Tim Advokasi menyampaikan, itu bertolak belakang dengan keterangan yang disampaikan Konfederasi Serikat Pekerja Indonesia (KSPI) dan Konfederasi Kongres Aliansi Serikat Buruh Indonesia (KASBI) dalam persidangan sebelumnya. Kedua konfederasi yang dicatut sebagai anggota menyatakan tidak pernah mendapatkan informasi yang jelas terkait pembentukan tim tersebut dan tidak pernah dilakukan pertemuan terkait pembahasan poin-poin ketenagakerjaan dalam RUU Cipta Kerja sebelum diserahkannya kewenangan pembahasan kepada DPR melalui Surpres.
Saksi fakta kedua yang dihadirkan adalah Nasrudin sebagai Widyaiswara utama Kemenkumham yang menyatakan terlibat langsung dalam penyusunan Naskah Akademik dan pembahasan draf RUU Cipta Kerja sebelum diserahkan ke DPR RI. "Nasrudin menyampaikan draf RUU Cipta Kerja tidak dibuat setelah Naskah Akademiknya telah rampung, melainkan dibuat secara bersamaan (simultan)," tulis Tim Advokasi.
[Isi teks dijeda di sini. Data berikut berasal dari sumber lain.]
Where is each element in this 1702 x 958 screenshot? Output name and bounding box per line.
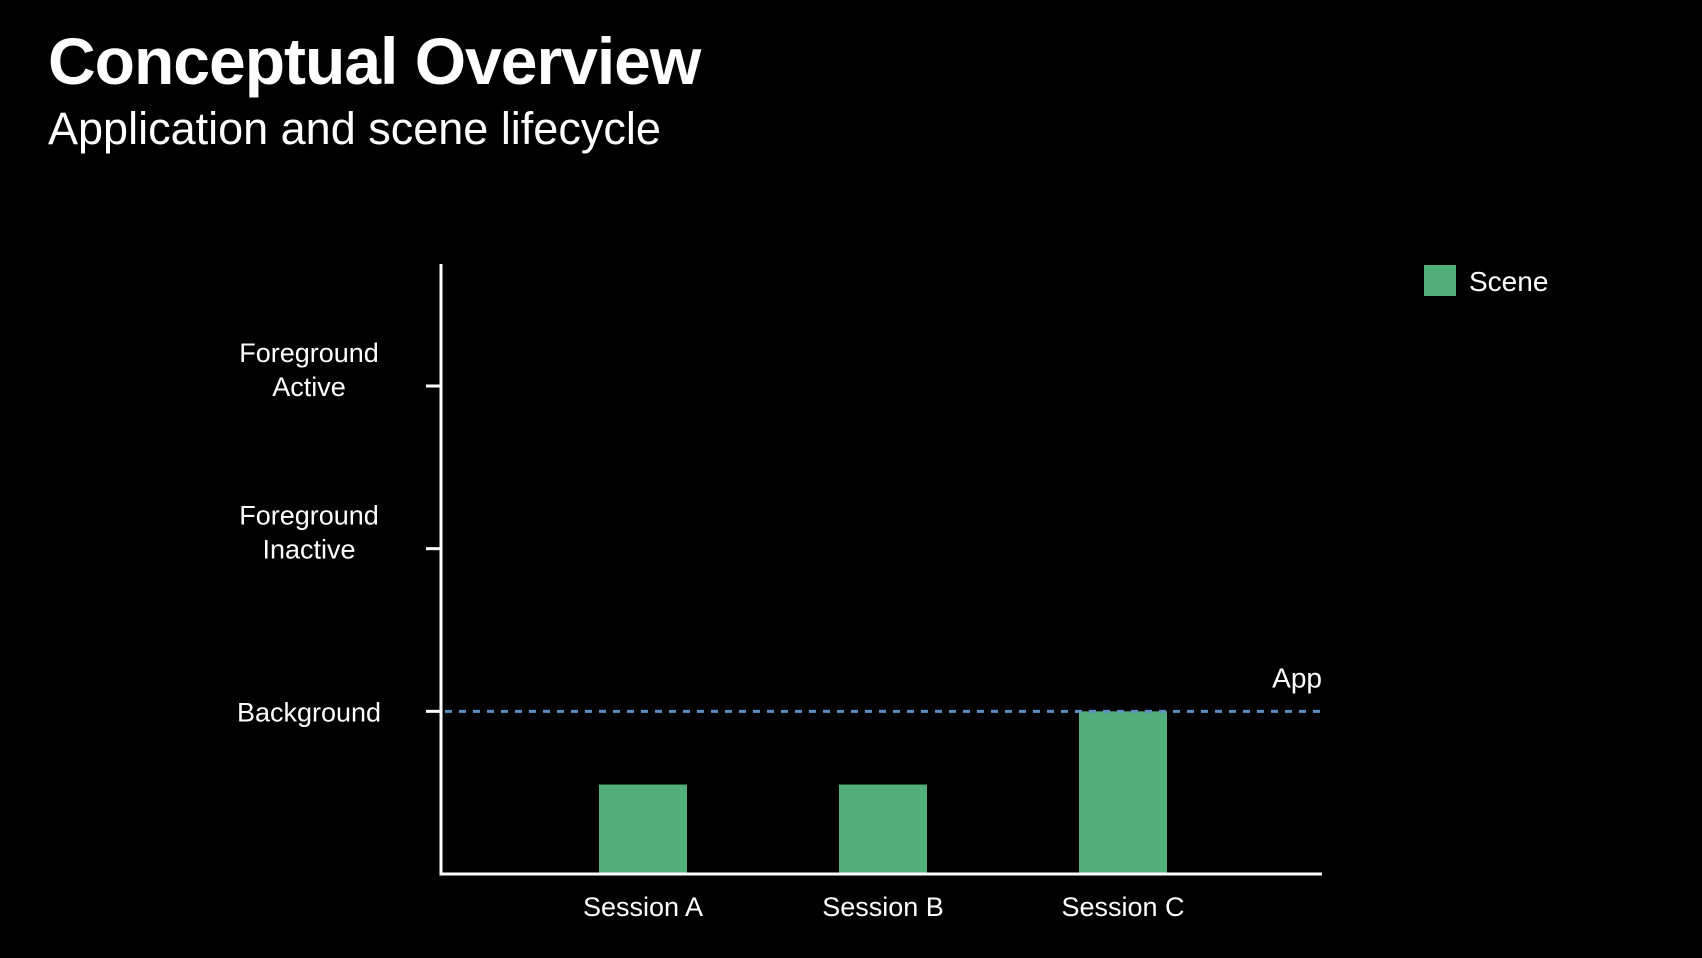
y-tick-label-background: Background [237, 697, 381, 727]
x-tick-label-session-b: Session B [822, 892, 944, 922]
bar-session-c [1079, 711, 1167, 874]
x-tick-label-session-c: Session C [1061, 892, 1184, 922]
app-reference-label: App [1272, 662, 1322, 693]
legend-swatch-scene [1424, 265, 1456, 296]
slide-title: Conceptual Overview [48, 24, 701, 98]
legend: Scene [1424, 265, 1548, 297]
labels-layer: App Background Foreground Inactive Foregroun… [237, 338, 1322, 922]
bar-session-b [839, 784, 927, 874]
bars-layer [599, 711, 1167, 874]
y-tick-label-foreground-active: Foreground Active [239, 338, 379, 402]
slide-subtitle: Application and scene lifecycle [48, 103, 661, 154]
x-tick-label-session-a: Session A [583, 892, 703, 922]
bar-session-a [599, 784, 687, 874]
axes-layer [426, 264, 1322, 876]
legend-label-scene: Scene [1469, 266, 1548, 297]
y-tick-label-foreground-inactive: Foreground Inactive [239, 501, 379, 565]
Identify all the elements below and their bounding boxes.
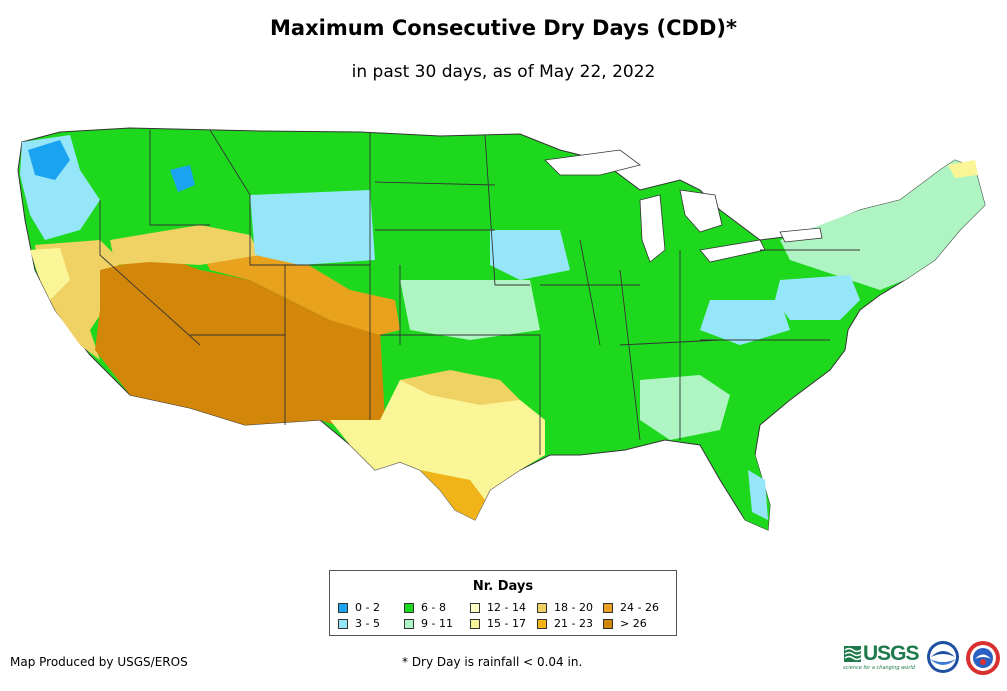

Adapun saksi fakta ketiga adalah Ahmad Hadi dari Mensesneg. Menurut pengugat, saksi ketiga tidak mengetahui mengenai proses penyusunan dan konsultasi publik yang dilakukan dalam penyusunan. Ahmad hanya menjelaskan bahwa dirinya bertugas dalam melakukan pemeriksaan syarat-syarat formil di internal Kemensesneg untuk dapat menerbitkan Surat Presiden pengajuan RUU Cipta Kerja kepada DPR RI.
Tim Advokasi Untuk Demokrasi menyakini bahwa keterangan saksi fakta dari tergugat mengonfirmasi dalil Penggugat bahwa bahwa Surpres RUU Cipta Kerja diterbitkan cacat prosedur dan melanggar hukum. "Surpres sudah selayaknya dinyatakan melanggar hukum dan Presiden RI harus menarik kembali pembahasan RUU Cipta Kerja yang cacat prosedur tersebut," kata Tim Advokasi.
Tim Advokasi dalam persidangan juga meminta hakim segera menerbitkan Putusan Sela untuk menunda keberlakukan Surat Presiden tersebut mengingat publik yang tidak dapat terlibat karena Covid-19 dalam proses pembahasan yang dipaksakan berlangsung cepat di DPR bersama pemerintah. Namun, hakim belum dapat memutuskan dan akan mempertimbangkan permohonan tersebut.